The fort is situated on top of a hill, about 1,200 feet above where we were standing.  There are switch back ramparts that take the intrepid hiker or elephant to the main gate.  Weirdly the elephant ride to the summit was included in our package, but no the entrance to the fort.  After a little mental gymnastics, I convinced myself that riding an elephant up the hill was a cultural experience I couldn’t get anywhere else.  Amber held true to her beliefs and took the car to the top with Bablu.  

Riding the elephant was strange.  It wasn’t particularly comfortable as Mr. Singh and I meandered up the hill on the back of one of these gentle giants.  It wouldn’t have been so bad had I not been convinced that our saddle was going to slide off the elephant and I was going to fall about fifteen feet on to the wall, fall over the wall, and then down the 1,200 feet we had just climbed.  My fears were reinforced when, after we got to the courtyard, the elephant driver told us to scoot back because even he could feel we were slipping.

Elephant ride over, I rejoined my compatriot who was dressed rather stylishly in a forest green Punjabi she had purchased, decorated with maroon floral embroidery.  The effect of the outfit made the photos exponentially better.

Mr. Singh took us to the ticket counter and then we entered the fort.  He showed us around the various rooms, interior palaces and gave us some history of the fort.  There isn’t a ton that I remember as I was in cultural and sensory overload mode, plus these awful American women were distracting me by being awful Americans. But some of the highlights included the queens gate where she could view the visitors that were coming to meet her, the mirror palace that was probably the most stunning part of the fort, and views of the old palace that was built several hundred years prior to the fort we were standing in.

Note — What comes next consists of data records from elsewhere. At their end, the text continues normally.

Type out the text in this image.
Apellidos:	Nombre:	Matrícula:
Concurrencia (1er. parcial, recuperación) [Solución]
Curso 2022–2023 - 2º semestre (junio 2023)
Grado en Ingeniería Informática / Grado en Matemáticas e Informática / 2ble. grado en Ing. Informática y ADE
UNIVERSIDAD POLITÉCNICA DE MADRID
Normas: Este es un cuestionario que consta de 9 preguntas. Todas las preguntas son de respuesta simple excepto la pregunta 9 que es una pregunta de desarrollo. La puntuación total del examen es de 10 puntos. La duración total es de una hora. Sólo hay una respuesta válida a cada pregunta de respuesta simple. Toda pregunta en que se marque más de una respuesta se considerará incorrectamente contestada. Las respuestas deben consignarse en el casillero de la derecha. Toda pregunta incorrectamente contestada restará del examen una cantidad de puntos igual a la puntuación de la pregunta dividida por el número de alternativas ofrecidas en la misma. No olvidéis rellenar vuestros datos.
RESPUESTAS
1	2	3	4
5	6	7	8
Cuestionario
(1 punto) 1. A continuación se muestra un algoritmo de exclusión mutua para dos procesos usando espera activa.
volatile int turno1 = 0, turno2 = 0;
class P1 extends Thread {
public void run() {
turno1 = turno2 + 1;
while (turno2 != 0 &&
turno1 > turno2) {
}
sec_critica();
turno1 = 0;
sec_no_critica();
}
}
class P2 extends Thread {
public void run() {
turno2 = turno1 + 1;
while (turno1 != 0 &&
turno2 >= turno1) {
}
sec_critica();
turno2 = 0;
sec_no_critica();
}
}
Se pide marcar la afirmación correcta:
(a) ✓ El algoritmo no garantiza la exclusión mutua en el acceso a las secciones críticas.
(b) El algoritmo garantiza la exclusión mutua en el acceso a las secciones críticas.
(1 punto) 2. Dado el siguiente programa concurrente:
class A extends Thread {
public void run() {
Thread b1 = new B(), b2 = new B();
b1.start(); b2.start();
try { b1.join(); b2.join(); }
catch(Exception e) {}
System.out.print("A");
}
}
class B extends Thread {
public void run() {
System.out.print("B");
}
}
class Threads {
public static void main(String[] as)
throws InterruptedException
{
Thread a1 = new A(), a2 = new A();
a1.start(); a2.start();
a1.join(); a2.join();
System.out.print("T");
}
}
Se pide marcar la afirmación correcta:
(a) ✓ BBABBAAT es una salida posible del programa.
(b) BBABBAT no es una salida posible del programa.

As we winded around the hallways of the fort, something occurred to me.  This fort had hallways that were ramps, rather than stairways.  Mr. Singh told us the reason for these ramps were because often times, during ceremonies, women would be in extremely heavy saris and jewels, so instead of walking, they would be rolled around on lavishly decorated wheelchairs.  Hence the need for accessibility in the fort.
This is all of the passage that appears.